3. Pharmacological therapy
– influencing the actual disease
– suppressing inflammations
– symptomatic therapy of depression, pain, spasticity, tremor
– targeted influencing of fatigue – amantadine (dopamine agonist), pemoline (stimulates the CNS)

4. Psychotherapy
– influencing anxiety
– influencing depression
teaching how to cope with stress

5. Ergotherapy
– choosing energy-saving strategies
– choosing aids making it easier to perform ADLs
– modifying the person’s environment

6. Physiotherapy
– symptomatic treatment of spasticity, pain, balance disorders, tremor, muscle weakness, breathing disorders
– influencing the deconditioning of the body
– cold therapy


Painful symptoms are painful spasms in limbs where it is necessary to influence the muscle tension with antispastic drugs as well as typical neuralgias of trigeminal nerve manifesting themselves with a lashing pain in the face. Tingling and burning sensations, abnormal sensations particularly in lower limbs (paraesthesia) may not be accompanied by any movement disorders but they can make the life of a person with MS less pleasant.
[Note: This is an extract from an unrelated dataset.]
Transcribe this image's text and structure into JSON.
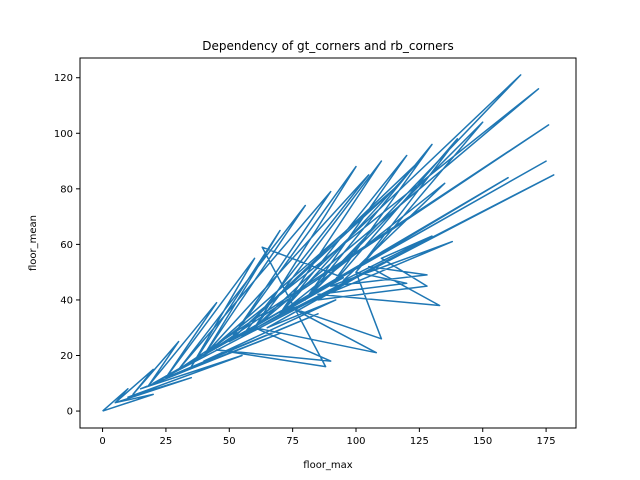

Carbamazepine is the basic medicine for seizure-type symptoms, painful symptoms and paraesthesia. It is one of the basic medicines used to treat epilepsy. Its dosage is determined on a case-by-case basis; the treatment needs to be introduced very slowly because it may increase fatigue temporarily. If the treatment does not bring relief after several weeks, there is no point in continuing the treatment. It is possible to try out a different anti-epileptic drug, which has already been subjected to several clinical trials with MS. Commencement of the treatment and the side effects are similar. With neuralgia of trigeminal nerve, which resists treatment, it is possible to see a neurosurgeon. Today, the procedures are gentle and effective. It often happens that the nidus of inflammation forms directly at the point where the trigeminal nerve branches out from the CNS.

Sexual Problems

More than 50 % of men suffer from erectile dysfunction; rarely, this can also be the first symptom of MS. At present, there are many medicines, which even patients with MS can use; only if these medicines do not have a sufficient effect is it necessary to carry out a more detailed examination.

However, first it is necessary to rule out the influence of such medicines as antidepressants, anxiolytics and medicines reducing muscle tension. Women have problems with spasticity of thigh adductors, reduced sensitivity and moisturization of vaginal mucous membrane. Lubricants and antispastics can provide relief.

Once again, psychotherapy and assistance in finding a satisfactory way of fulfilling a partner relationship without stress and anxiety is a necessity. The path to the solution begins with the partners learning to talk openly about their feelings and problems.

Tremor and Cerebellar Disorders

Tremor cannot be influenced well; it is possible to try out clonazepam but the desired effect is mostly achieved by doses, which significantly worsen fatigue. The neurosurgical procedures known from treatment of Parkinson’s disease are not applicable to MS.

Swallowing Disorders

In later stages of the disease, problems with swallowing may appear. A speech therapist is able to teach a patient manoeuvres, with which it is possible to make the act of swallowing safer; another alternative is to modify the consistency of food.